Train your team. Quality professionals need to understand not just the prohibition, but the why — the specific regulatory requirements that consumer AI cannot satisfy and the risks of data integrity findings.

At Certify Consulting, we've guided 200+ clients through quality system modernization with a 100% first-time audit pass rate over 8+ years. The organizations that navigate AI adoption most successfully are those that treat it as a quality system change — with the same rigor they'd apply to any other controlled process change.

The Bottom Line

ChatGPT is a powerful general-purpose tool. It is not a validated quality system. The regulatory frameworks governing pharmaceutical, medical device, food safety, and other regulated industries do not make exceptions for convenient tools with good interfaces. They require controlled, validated, traceable processes — and consumer AI tools simply cannot meet that bar.

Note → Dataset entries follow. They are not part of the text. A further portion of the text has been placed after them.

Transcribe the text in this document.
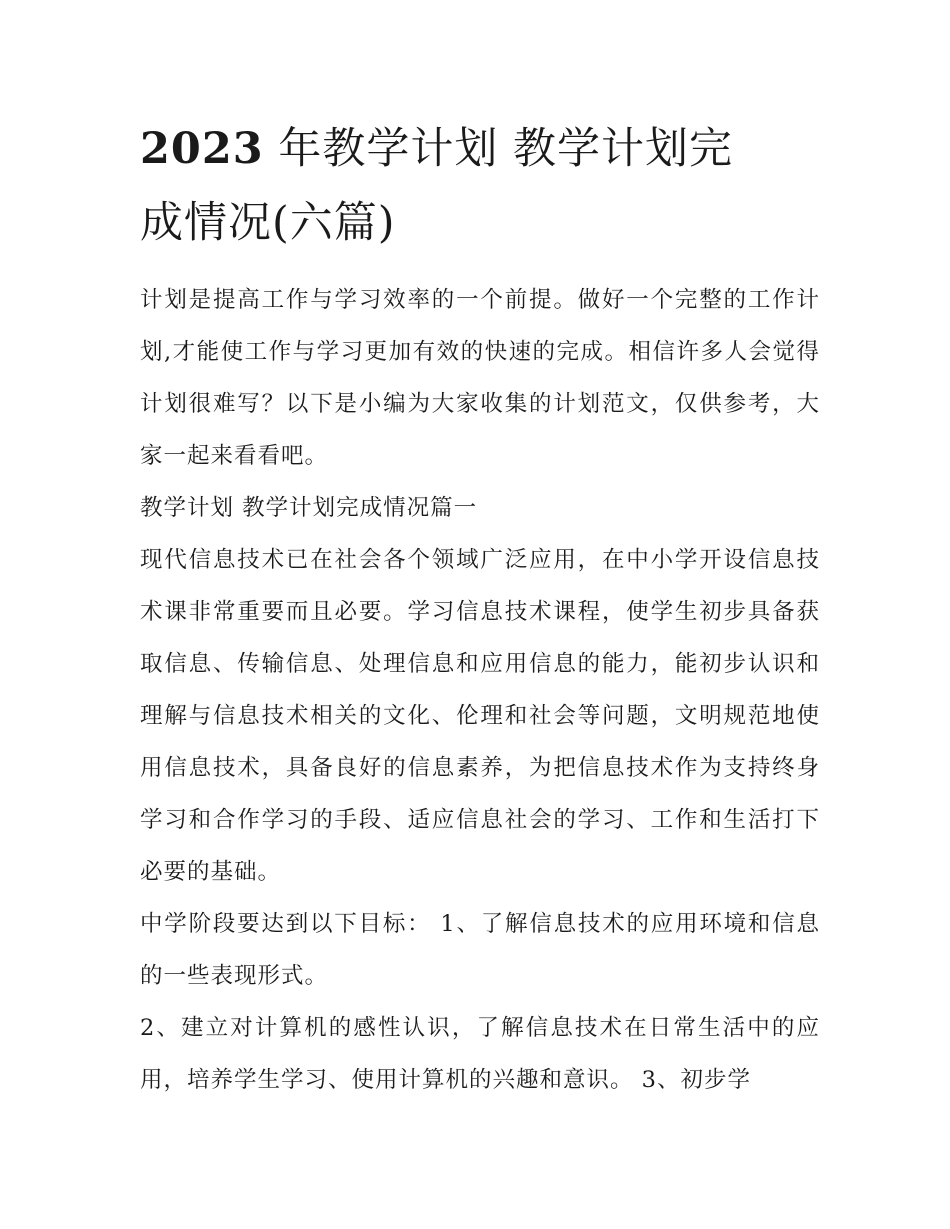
2023 年教学计划 教学计划完
成情况(六篇)

计划是提高工作与学习效率的一个前提。做好一个完整的工作计划,才能使工作与学习更加有效的快速的完成。相信许多人会觉得计划很难写？以下是小编为大家收集的计划范文，仅供参考，大家一起来看看吧。

教学计划 教学计划完成情况篇一

现代信息技术已在社会各个领域广泛应用，在中小学开设信息技术课非常重要而且必要。学习信息技术课程，使学生初步具备获取信息、传输信息、处理信息和应用信息的能力，能初步认识和理解与信息技术相关的文化、伦理和社会等问题，文明规范地使用信息技术，具备良好的信息素养，为把信息技术作为支持终身学习和合作学习的手段、适应信息社会的学习、工作和生活打下必要的基础。

中学阶段要达到以下目标： 1、了解信息技术的应用环境和信息的一些表现形式。

2、建立对计算机的感性认识，了解信息技术在日常生活中的应用，培养学生学习、使用计算机的兴趣和意识。 3、初步学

The good news is that purpose-built AI for quality management exists, is maturing rapidly, and delivers the efficiency gains quality professionals are legitimately seeking — without the compliance exposure. The choice is not between AI and no AI. It's between AI that fits your regulatory obligations and AI that undermines them.

Choose wisely. Your next audit may depend on it.

Last updated: 2026-03-13

Jared Clark is Principal Consultant at Certify Consulting and an advisor to NovaQMS. He holds credentials as a JD, MBA, PMP, CMQ-OE, CPGP, CFSQA, and RAC, with 8+ years of experience guiding regulated organizations through quality system design, certification, and AI adoption.